Rzecznik Lotniczego Pogotowia Ratunkowego Justyna Sochacka powiedziała, że obrażenia rannych nie były poważne i nie było konieczności wykorzystania helikoptera ratunkowego. – Nie jest to nic nadzwyczajnego, że w przypadku takiego zdarzenia z dużą liczbą osób poszkodowanych, dyspozytor zdecydował się wezwać również LPR. Przyleciał tam śmigłowiec z Płocka. Na szczęście okazało się, że nikogo stan nie jest na tyle pilny i wymagający transportu do specjalistycznego szpitala drogą lotniczą. Śmigłowiec wrócił do bazy.
Justyna Sochacka zaapelowała również do kierowców o tworzenie tzw. „korytarza życia”, by ułatwić służbom dotarcie do miejsca zdarzenia.
Obaj kierowcy byli trzeźwi.

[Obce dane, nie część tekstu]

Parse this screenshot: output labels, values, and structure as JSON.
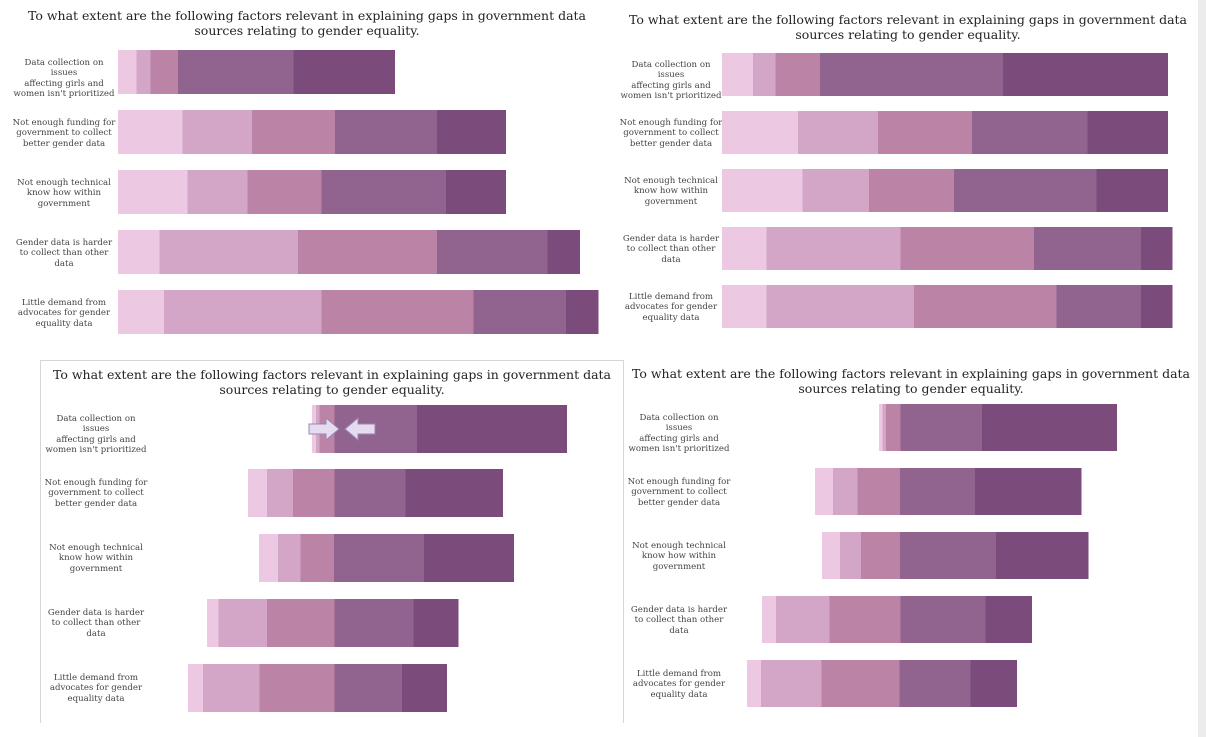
{
  "colors": [
    "#ecc8e3",
    "#d3a6c7",
    "#bb84a7",
    "#91648f",
    "#7b4c7b"
  ],
  "chart_data": [
    {
      "type": "stacked-bar-horizontal",
      "title": "To what extent are the following factors relevant in explaining gaps in government data sources relating to gender equality.",
      "categories": [
        "Data collection on issues affecting girls and women isn't prioritized",
        "Not enough funding for government to collect better gender data",
        "Not enough technical know how within government",
        "Gender data is harder to collect than other data",
        "Little demand from advocates for gender equality data"
      ],
      "rows": [
        [
          4,
          3,
          6,
          25,
          22
        ],
        [
          14,
          15,
          18,
          22,
          15
        ],
        [
          15,
          13,
          16,
          27,
          13
        ],
        [
          9,
          30,
          30,
          24,
          7
        ],
        [
          10,
          34,
          33,
          20,
          7
        ]
      ],
      "max": 100,
      "align": "left"
    },
    {
      "type": "stacked-bar-horizontal",
      "title": "To what extent are the following factors relevant in explaining gaps in government data sources relating to gender equality.",
      "categories": [
        "Data collection on issues affecting girls and women isn't prioritized",
        "Not enough funding for government to collect better gender data",
        "Not enough technical know how within government",
        "Gender data is harder to collect than other data",
        "Little demand from advocates for gender equality data"
      ],
      "rows": [
        [
          7,
          5,
          10,
          41,
          37
        ],
        [
          17,
          18,
          21,
          26,
          18
        ],
        [
          18,
          15,
          19,
          32,
          16
        ],
        [
          10,
          30,
          30,
          24,
          7
        ],
        [
          10,
          33,
          32,
          19,
          7
        ]
      ],
      "max": 100,
      "align": "left"
    },
    {
      "type": "stacked-bar-horizontal",
      "title": "To what extent are the following factors relevant in explaining gaps in government data sources relating to gender equality.",
      "categories": [
        "Data collection on issues affecting girls and women isn't prioritized",
        "Not enough funding for government to collect better gender data",
        "Not enough technical know how within government",
        "Gender data is harder to collect than other data",
        "Little demand from advocates for gender equality data"
      ],
      "rows": [
        [
          1,
          1,
          4,
          22,
          40
        ],
        [
          5,
          7,
          11,
          19,
          26
        ],
        [
          5,
          6,
          9,
          24,
          24
        ],
        [
          3,
          13,
          18,
          21,
          12
        ],
        [
          4,
          15,
          20,
          18,
          12
        ]
      ],
      "max": 100,
      "align": "diverging",
      "arrows": [
        "right",
        "left"
      ]
    },
    {
      "type": "stacked-bar-horizontal",
      "title": "To what extent are the following factors relevant in explaining gaps in government data sources relating to gender equality.",
      "categories": [
        "Data collection on issues affecting girls and women isn't prioritized",
        "Not enough funding for government to collect better gender data",
        "Not enough technical know how within government",
        "Gender data is harder to collect than other data",
        "Little demand from advocates for gender equality data"
      ],
      "rows": [
        [
          1,
          1,
          4,
          23,
          38
        ],
        [
          5,
          7,
          12,
          21,
          30
        ],
        [
          5,
          6,
          11,
          27,
          26
        ],
        [
          4,
          15,
          20,
          24,
          13
        ],
        [
          4,
          17,
          22,
          20,
          13
        ]
      ],
      "max": 100,
      "align": "diverging"
    }
  ]
}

Nie odnieśli obrażeń. Dzieci, które nie wymagały opieki medycznej, zostały przesadzone do podstawionych autokarów. Służby drogowe usunęły już rozbite wraki pojazdów, które uczestniczyły w wypadku. O godz. 21. zakończyły się utrudnienia na autostradzie A1, jest już przejezdna w obu kierunkach. Funkcjonariusze wyjaśniają okoliczności tego wypadku.